Tuesday, June 11, 2013

Speaking To the Vapid Space






Do you ever feel like your words fall on deaf ears? I do. I have.

I’ve shared posts on facebook that no one really notices and then someone else shares it and immediately everyone is liking it.

I’ve suggested new trends to people who, generally, scoffed at the idea. Then someone else suggests it, and suddenly the ideas has more concrete value to it.

Am I not reputable enough? Not BIG enough?

Isn’t that the way it goes, sometimes? You feel as if your words were the same as someone else’s but because they are POPULAR, they are heard.

And you are ignored.

Left to speak to the big open, vapid space. And you wonder why you waste the breath. Why you keep trying.

It’s all about love, really. You love. You care. And so you share.

And every once in awhile someone will hear you. Someone will respond. And to them, you will mean everything. Your heart will reach theirs and soothe over a spot that had been cold, lonely, and empty.

I think my God must feel like that at times, as well. He tries so hard to speak to us. He shares things with us – which we ignore. And then someone whom we think is wonderful and delightful, shares the same thing. And we listen. We find value in THEIR words.

God says He loves me. And I don’t listen. Someone else tells me they love me, and suddenly, I’m all ears.

God tells me I’m valuable. Special. He will fight for me. He CHOSE me. I turn my head at times because it’s so hard to believe. Someone else tells me, and I’m quick to believe they must be right – for they dress well, look attractive, and are well-liked.

It’s a little skewed, isn’t it?

Just as God wants to be heard, so do people. They want to know that someone heard theirs words. That they HEARD their heart.
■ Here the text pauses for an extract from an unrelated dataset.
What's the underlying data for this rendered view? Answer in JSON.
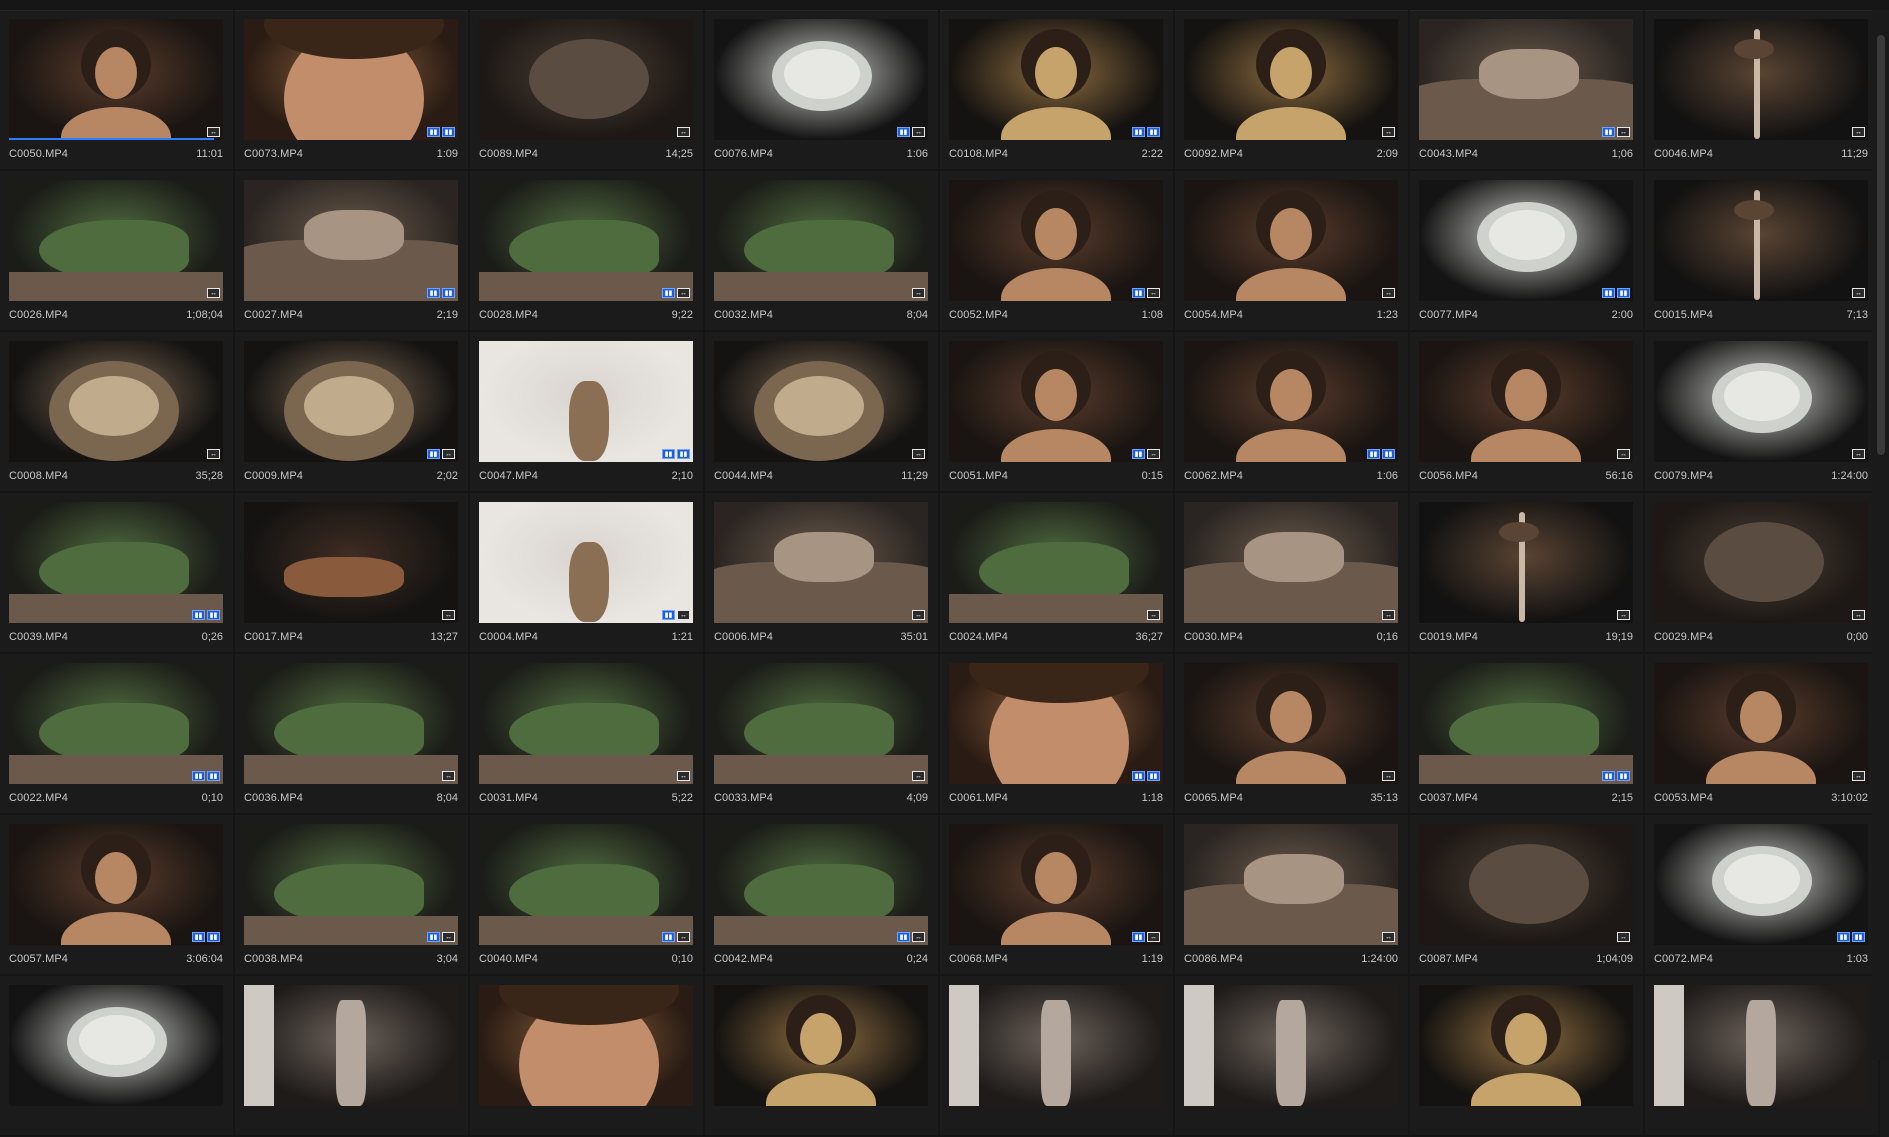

Do you need to be heard today? I’m listening. Tell me your words.  And they won’t fall on deaf ears or a dull heart.

4 comments:

Sara x said...

I struggle with this all the time. I send my heart words out and hope they are heard, hope they inspire. At times I regret it afterwards maybe they are too raw. Yet as you wrote God always offers his heart.

Dionna said...

Sara - Thank you for stopping by and taking a minute to leave a comment. I am so sorry that you struggle with this so often. I hope that God will give you encouragement today that it's never in vain when you choose to be authentic and share your heart. Never stop loving and caring! :)

Anonymous said...

I hear you, Dionna. I have often felt the same way. No one hears or sees so why bother? Yet I know this is something that God wants me to do, so I press on. Maybe it isn't so much about who sees, but I know it is changing me. If I am changed and drawn closer to my God, it is worth it. Hang in there. you have been an encouragement to me!

Dionna said...

Amy - I think you are so right - it's not about who sees. For God sees and I've found that He uses it regardless of whether or not I'm disappointed in the results.

But thank you, for saying I have been an encouragement to you. That DOES matter and it does encourage me!